Top Cut is the first among a recent batch of Victorian food industry employers where workers have decided to get organised over the past 12 months, with group of workers asserting their right to a union agreement via a Majority Support Determination vote.

Once the Fair Work Commission is satisfied that a majority of workers want us to negotiate a union agreement for them,  the employer  is then required to bargain.

A year ago there were only a few AMWU members at Top Cut but there is now a solid base of support among the workforce.

Topcut2.jpg 

Top effort: Organiser Aaron Malone with  Michelle Vuillemain (centre) and Tala Mascoe, who used a ballot box for a secure vote by members.

Workers at Top Cut’s  Laverton North facility prepare ready-to-cook meat packages with sauces for commercial caterers and supermarkets with AMWU members in areas including food processing and dispatch.

Most earn a flat $18 to $21 an hour under the federal meat industry employees award, which has no provision for casual conversion to full or part-time work.

AMWU organiser Aaron Malone said the workers are seeking casual conversion, improved redundancy provisions, accident top-up pay and a pay increase.

He said unions had been seeking to negotiate an EBA with Topcut for about a year but had not made sufficient progress, so moved for an MSD vote.

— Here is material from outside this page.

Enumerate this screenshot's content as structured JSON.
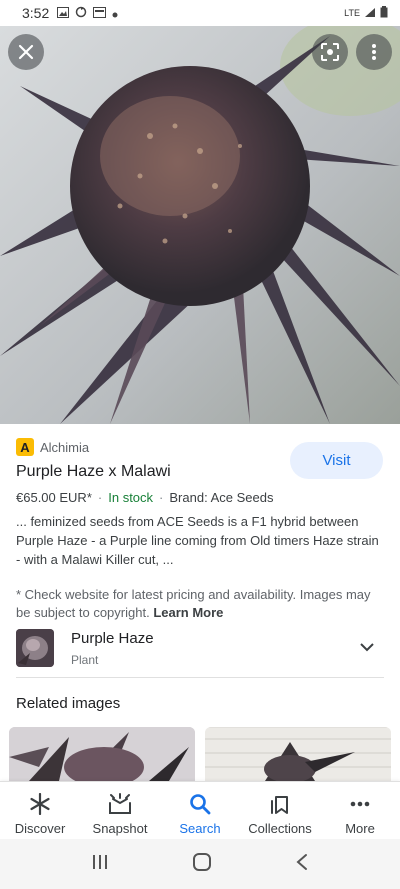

“We used a ballot box for people to vote so they could be confident the process would protect their privacy with full integrity,” he said.

Member Michele Vuillemain said workers on $18 an hour without penalties felt they could do better and wanted the AMWU to negotiate for them, but were worried about signing any open petition.

“We  filled in our name on a slip and put it in the box. We agreed to do this because it has to get better here,” she said.

 “People felt a lot better putting a vote in the box, they know it’s more private.”

Langtech (formerly Heinz-Golden Circle) in Mill Park is another site where members have used the ballot box to confidently assert their right to have their workplace conditions set in an enterprise agreement with the AMWU negotiating on their behalf.

A unanimous 20 “yes” votes gave Mr Malone confidence we will also achieve a successful Majority Support Determination decision in the Fair Work Commission.